**Monday, April 15, 2013**

Humboldt-Universität zu Berlin

Institut für Informatik

Rudower Chaussee 25

12489 Berlin

Humboldt-Kabinett

** Lecture - 14:15**

*Abstract:*

We consider problems where the input data is initially uncertain but the exact
value of an input item can be obtained at a certain cost. For example, a
typical setting is that instead of an exact value, only an interval containing
the exact value is given. An update of an input item then reveals its exact
value. An algorithm performs a number of updates until it has gathered
sufficient information to output a correct solution to the problem. The goal is
to minimise the number of updates.

We discuss several problems in the setting of computing with uncertainty,
including the minimum spanning tree problem and the minimum multicut problem in
trees. Algorithms are evaluated using competitive analysis, comparing the
number of updates that the algorithm makes on an instance of the problem to the
best possible number of updates that suffices to solve that instance.

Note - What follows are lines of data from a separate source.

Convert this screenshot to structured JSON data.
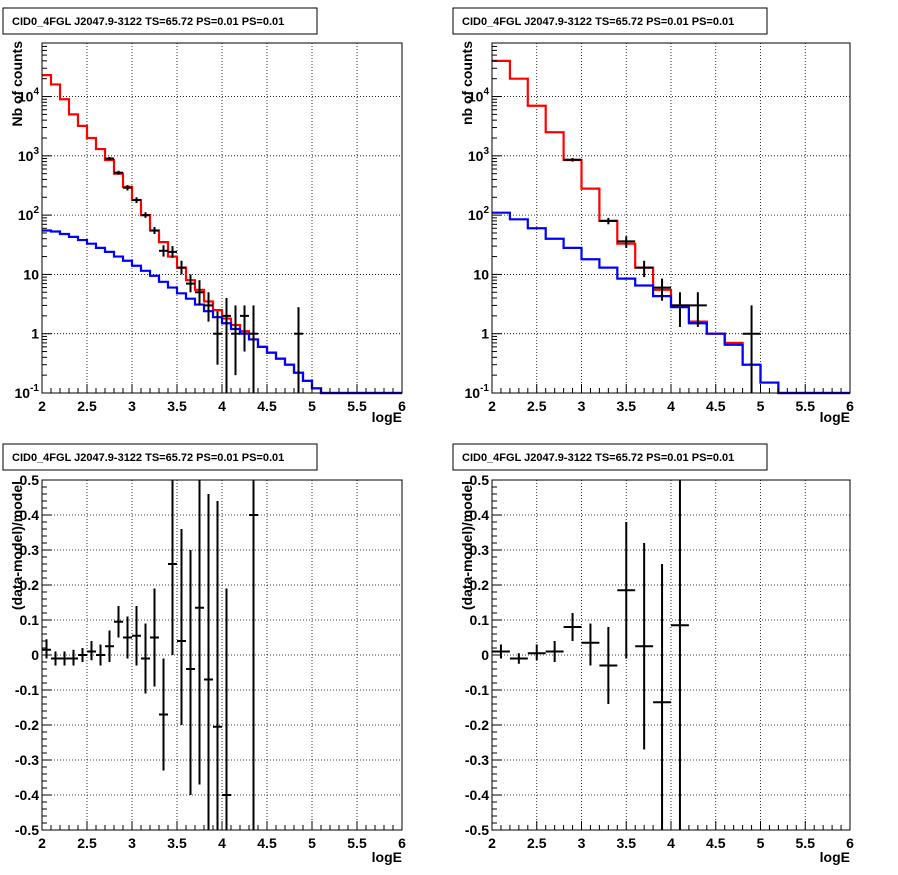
{
  "colors": {
    "data": "#000000",
    "total_model": "#ff0000",
    "background_model": "#0000ff",
    "grid": "#000000"
  },
  "chart_data": [
    {
      "type": "step-histogram",
      "title": "CID0_4FGL J2047.9-3122 TS=65.72 PS=0.01 PS=0.01",
      "xlabel": "logE",
      "ylabel": "Nb of counts",
      "xlim": [
        2,
        6
      ],
      "ylim": [
        0.1,
        80000
      ],
      "log_y": true,
      "grid": true,
      "x_ticks": [
        "2",
        "2.5",
        "3",
        "3.5",
        "4",
        "4.5",
        "5",
        "5.5",
        "6"
      ],
      "y_ticks": [
        {
          "base": "10",
          "exp": "-1"
        },
        {
          "base": "1",
          "exp": ""
        },
        {
          "base": "10",
          "exp": ""
        },
        {
          "base": "10",
          "exp": "2"
        },
        {
          "base": "10",
          "exp": "3"
        },
        {
          "base": "10",
          "exp": "4"
        }
      ],
      "bin_width": 0.1,
      "bin_low_edges": [
        2.0,
        2.1,
        2.2,
        2.3,
        2.4,
        2.5,
        2.6,
        2.7,
        2.8,
        2.9,
        3.0,
        3.1,
        3.2,
        3.3,
        3.4,
        3.5,
        3.6,
        3.7,
        3.8,
        3.9,
        4.0,
        4.1,
        4.2,
        4.3,
        4.4,
        4.5,
        4.6,
        4.7,
        4.8,
        4.9,
        5.0,
        5.1,
        5.2,
        5.3,
        5.4,
        5.5,
        5.6,
        5.7,
        5.8,
        5.9
      ],
      "series": [
        {
          "name": "",
          "role": "total_model",
          "values": [
            23000,
            16000,
            9000,
            5000,
            3200,
            2000,
            1300,
            850,
            500,
            300,
            180,
            100,
            55,
            35,
            20,
            13,
            8,
            5.5,
            3.5,
            2.5,
            1.8,
            1.4,
            1.1,
            0.8,
            0.6,
            0.48,
            0.38,
            0.3,
            0.22,
            0.16,
            0.12,
            0.1,
            0.1,
            0.1,
            0.1,
            0.1,
            0.1,
            0.1,
            0.1,
            0.1
          ]
        },
        {
          "name": "",
          "role": "background_model",
          "values": [
            55,
            53,
            48,
            43,
            38,
            33,
            28,
            24,
            20,
            17,
            14,
            11.5,
            9.5,
            7.5,
            6,
            4.8,
            3.9,
            3.1,
            2.4,
            1.9,
            1.5,
            1.2,
            1.0,
            0.8,
            0.6,
            0.48,
            0.38,
            0.3,
            0.22,
            0.16,
            0.12,
            0.1,
            0.1,
            0.1,
            0.1,
            0.1,
            0.1,
            0.1,
            0.1,
            0.1
          ]
        },
        {
          "name": "",
          "role": "data",
          "points": [
            {
              "x": 2.75,
              "y": 900,
              "ylo": 850,
              "yhi": 960
            },
            {
              "x": 2.85,
              "y": 520,
              "ylo": 480,
              "yhi": 560
            },
            {
              "x": 2.95,
              "y": 290,
              "ylo": 260,
              "yhi": 320
            },
            {
              "x": 3.05,
              "y": 180,
              "ylo": 160,
              "yhi": 200
            },
            {
              "x": 3.15,
              "y": 100,
              "ylo": 90,
              "yhi": 112
            },
            {
              "x": 3.25,
              "y": 55,
              "ylo": 48,
              "yhi": 63
            },
            {
              "x": 3.35,
              "y": 25,
              "ylo": 20,
              "yhi": 31
            },
            {
              "x": 3.45,
              "y": 24,
              "ylo": 19,
              "yhi": 30
            },
            {
              "x": 3.55,
              "y": 13,
              "ylo": 10,
              "yhi": 17
            },
            {
              "x": 3.65,
              "y": 7,
              "ylo": 5,
              "yhi": 10
            },
            {
              "x": 3.75,
              "y": 5,
              "ylo": 3,
              "yhi": 8
            },
            {
              "x": 3.85,
              "y": 3,
              "ylo": 1.6,
              "yhi": 5
            },
            {
              "x": 3.95,
              "y": 1,
              "ylo": 0.3,
              "yhi": 2.4
            },
            {
              "x": 4.05,
              "y": 2,
              "ylo": 0.1,
              "yhi": 4
            },
            {
              "x": 4.15,
              "y": 1,
              "ylo": 0.2,
              "yhi": 3
            },
            {
              "x": 4.25,
              "y": 2,
              "ylo": 0.5,
              "yhi": 3
            },
            {
              "x": 4.35,
              "y": 1,
              "ylo": 0.1,
              "yhi": 3
            },
            {
              "x": 4.85,
              "y": 1,
              "ylo": 0.1,
              "yhi": 2.8
            }
          ]
        }
      ]
    },
    {
      "type": "step-histogram",
      "title": "CID0_4FGL J2047.9-3122 TS=65.72 PS=0.01 PS=0.01",
      "xlabel": "logE",
      "ylabel": "nb of counts",
      "xlim": [
        2,
        6
      ],
      "ylim": [
        0.1,
        80000
      ],
      "log_y": true,
      "grid": true,
      "x_ticks": [
        "2",
        "2.5",
        "3",
        "3.5",
        "4",
        "4.5",
        "5",
        "5.5",
        "6"
      ],
      "y_ticks": [
        {
          "base": "10",
          "exp": "-1"
        },
        {
          "base": "1",
          "exp": ""
        },
        {
          "base": "10",
          "exp": ""
        },
        {
          "base": "10",
          "exp": "2"
        },
        {
          "base": "10",
          "exp": "3"
        },
        {
          "base": "10",
          "exp": "4"
        }
      ],
      "bin_width": 0.2,
      "bin_low_edges": [
        2.0,
        2.2,
        2.4,
        2.6,
        2.8,
        3.0,
        3.2,
        3.4,
        3.6,
        3.8,
        4.0,
        4.2,
        4.4,
        4.6,
        4.8,
        5.0,
        5.2,
        5.4,
        5.6,
        5.8
      ],
      "series": [
        {
          "name": "",
          "role": "total_model",
          "values": [
            40000,
            20000,
            7000,
            2500,
            850,
            280,
            80,
            33,
            13,
            5.5,
            3,
            1.6,
            1.0,
            0.7,
            0.3,
            0.15,
            0.1,
            0.1,
            0.1,
            0.1
          ]
        },
        {
          "name": "",
          "role": "background_model",
          "values": [
            110,
            85,
            60,
            40,
            28,
            18,
            13,
            8.5,
            6.5,
            4.3,
            2.8,
            1.5,
            1.0,
            0.65,
            0.3,
            0.15,
            0.1,
            0.1,
            0.1,
            0.1
          ]
        },
        {
          "name": "",
          "role": "data",
          "points": [
            {
              "x": 2.9,
              "y": 860,
              "ylo": 800,
              "yhi": 920
            },
            {
              "x": 3.3,
              "y": 80,
              "ylo": 70,
              "yhi": 90
            },
            {
              "x": 3.5,
              "y": 36,
              "ylo": 28,
              "yhi": 44
            },
            {
              "x": 3.7,
              "y": 13,
              "ylo": 9,
              "yhi": 17
            },
            {
              "x": 3.9,
              "y": 6,
              "ylo": 3.6,
              "yhi": 8.5
            },
            {
              "x": 4.1,
              "y": 3,
              "ylo": 1.3,
              "yhi": 5
            },
            {
              "x": 4.3,
              "y": 3,
              "ylo": 1.3,
              "yhi": 5
            },
            {
              "x": 4.9,
              "y": 1,
              "ylo": 0.1,
              "yhi": 3
            }
          ]
        }
      ]
    },
    {
      "type": "errorbar",
      "title": "CID0_4FGL J2047.9-3122 TS=65.72 PS=0.01 PS=0.01",
      "xlabel": "logE",
      "ylabel": "(data-model)/model",
      "xlim": [
        2,
        6
      ],
      "ylim": [
        -0.5,
        0.5
      ],
      "log_y": false,
      "grid": true,
      "x_ticks": [
        "2",
        "2.5",
        "3",
        "3.5",
        "4",
        "4.5",
        "5",
        "5.5",
        "6"
      ],
      "y_ticks": [
        "-0.5",
        "-0.4",
        "-0.3",
        "-0.2",
        "-0.1",
        "0",
        "0.1",
        "0.2",
        "0.3",
        "0.4",
        "0.5"
      ],
      "xerr": 0.05,
      "series": [
        {
          "name": "",
          "role": "data",
          "points": [
            {
              "x": 2.05,
              "y": 0.015,
              "ylo": -0.01,
              "yhi": 0.045
            },
            {
              "x": 2.15,
              "y": -0.01,
              "ylo": -0.03,
              "yhi": 0.01
            },
            {
              "x": 2.25,
              "y": -0.01,
              "ylo": -0.03,
              "yhi": 0.01
            },
            {
              "x": 2.35,
              "y": -0.01,
              "ylo": -0.03,
              "yhi": 0.015
            },
            {
              "x": 2.45,
              "y": 0.0,
              "ylo": -0.02,
              "yhi": 0.02
            },
            {
              "x": 2.55,
              "y": 0.01,
              "ylo": -0.015,
              "yhi": 0.04
            },
            {
              "x": 2.65,
              "y": 0.0,
              "ylo": -0.03,
              "yhi": 0.03
            },
            {
              "x": 2.75,
              "y": 0.025,
              "ylo": -0.02,
              "yhi": 0.07
            },
            {
              "x": 2.85,
              "y": 0.095,
              "ylo": 0.05,
              "yhi": 0.14
            },
            {
              "x": 2.95,
              "y": 0.05,
              "ylo": -0.01,
              "yhi": 0.11
            },
            {
              "x": 3.05,
              "y": 0.055,
              "ylo": -0.03,
              "yhi": 0.14
            },
            {
              "x": 3.15,
              "y": -0.01,
              "ylo": -0.11,
              "yhi": 0.09
            },
            {
              "x": 3.25,
              "y": 0.05,
              "ylo": -0.09,
              "yhi": 0.19
            },
            {
              "x": 3.35,
              "y": -0.17,
              "ylo": -0.33,
              "yhi": -0.01
            },
            {
              "x": 3.45,
              "y": 0.26,
              "ylo": 0.0,
              "yhi": 0.5
            },
            {
              "x": 3.55,
              "y": 0.04,
              "ylo": -0.2,
              "yhi": 0.36
            },
            {
              "x": 3.65,
              "y": -0.04,
              "ylo": -0.4,
              "yhi": 0.3
            },
            {
              "x": 3.75,
              "y": 0.135,
              "ylo": -0.37,
              "yhi": 0.5
            },
            {
              "x": 3.85,
              "y": -0.07,
              "ylo": -0.5,
              "yhi": 0.46
            },
            {
              "x": 3.95,
              "y": -0.205,
              "ylo": -0.5,
              "yhi": 0.44
            },
            {
              "x": 4.05,
              "y": -0.4,
              "ylo": -0.5,
              "yhi": 0.19
            },
            {
              "x": 4.35,
              "y": 0.4,
              "ylo": -0.5,
              "yhi": 0.5
            }
          ]
        }
      ]
    },
    {
      "type": "errorbar",
      "title": "CID0_4FGL J2047.9-3122 TS=65.72 PS=0.01 PS=0.01",
      "xlabel": "logE",
      "ylabel": "(data-model)/model",
      "xlim": [
        2,
        6
      ],
      "ylim": [
        -0.5,
        0.5
      ],
      "log_y": false,
      "grid": true,
      "x_ticks": [
        "2",
        "2.5",
        "3",
        "3.5",
        "4",
        "4.5",
        "5",
        "5.5",
        "6"
      ],
      "y_ticks": [
        "-0.5",
        "-0.4",
        "-0.3",
        "-0.2",
        "-0.1",
        "0",
        "0.1",
        "0.2",
        "0.3",
        "0.4",
        "0.5"
      ],
      "xerr": 0.1,
      "series": [
        {
          "name": "",
          "role": "data",
          "points": [
            {
              "x": 2.1,
              "y": 0.01,
              "ylo": -0.01,
              "yhi": 0.03
            },
            {
              "x": 2.3,
              "y": -0.01,
              "ylo": -0.025,
              "yhi": 0.005
            },
            {
              "x": 2.5,
              "y": 0.005,
              "ylo": -0.015,
              "yhi": 0.03
            },
            {
              "x": 2.7,
              "y": 0.01,
              "ylo": -0.02,
              "yhi": 0.04
            },
            {
              "x": 2.9,
              "y": 0.08,
              "ylo": 0.04,
              "yhi": 0.12
            },
            {
              "x": 3.1,
              "y": 0.035,
              "ylo": -0.03,
              "yhi": 0.09
            },
            {
              "x": 3.3,
              "y": -0.03,
              "ylo": -0.14,
              "yhi": 0.08
            },
            {
              "x": 3.5,
              "y": 0.185,
              "ylo": -0.01,
              "yhi": 0.38
            },
            {
              "x": 3.7,
              "y": 0.025,
              "ylo": -0.27,
              "yhi": 0.32
            },
            {
              "x": 3.9,
              "y": -0.135,
              "ylo": -0.5,
              "yhi": 0.26
            },
            {
              "x": 4.1,
              "y": 0.085,
              "ylo": -0.5,
              "yhi": 0.5
            }
          ]
        }
      ]
    }
  ]
}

(The talk is based on joint work with Michael Hoffmann, Frank Kammer, Danny
Krizanc, Matus Mihalak, and Rajeev Raman.)

** Colloquium - 16:00**

*Abstract:*

Network Creation Games attempt to model the creation and evolution of
complex networks, which are build in a decentralized way by selfish
agents. Each selfish agent tries to balance the two contradicting
objectives of maximizing the quality of network usage and minimizing the
number of (costly) links that have to be created and maintained to
connect to the network. Clearly, the Internet is a prominent example of
such a network and it can be considered as an equilibrium state of a
Network Creation Game. Here, the agents are Internet Service Providers
and links connect different autonomous systems.

I will present insights on the impact of greediness in the Network
Creation Games introduced by Fabrikant et al. [PODC'03]. Based on the
ideas that ISPs prefer smooth adaptations over radically re-designing
their infrastructure and that computing a best possible strategy is
NP-hard, I will introduce and analyze a very natural solution concept,
called the Greedy Equilibrium.

It turns out that naive greedy play leads to remarkably stable networks
in the SUM-version, where agents attempt to minimize their average
distance to all other agents. For the MAX-version, where agents attempt
to minimize their maximum distance, I will present positive results for
tree-networks and a strong negative result for general networks.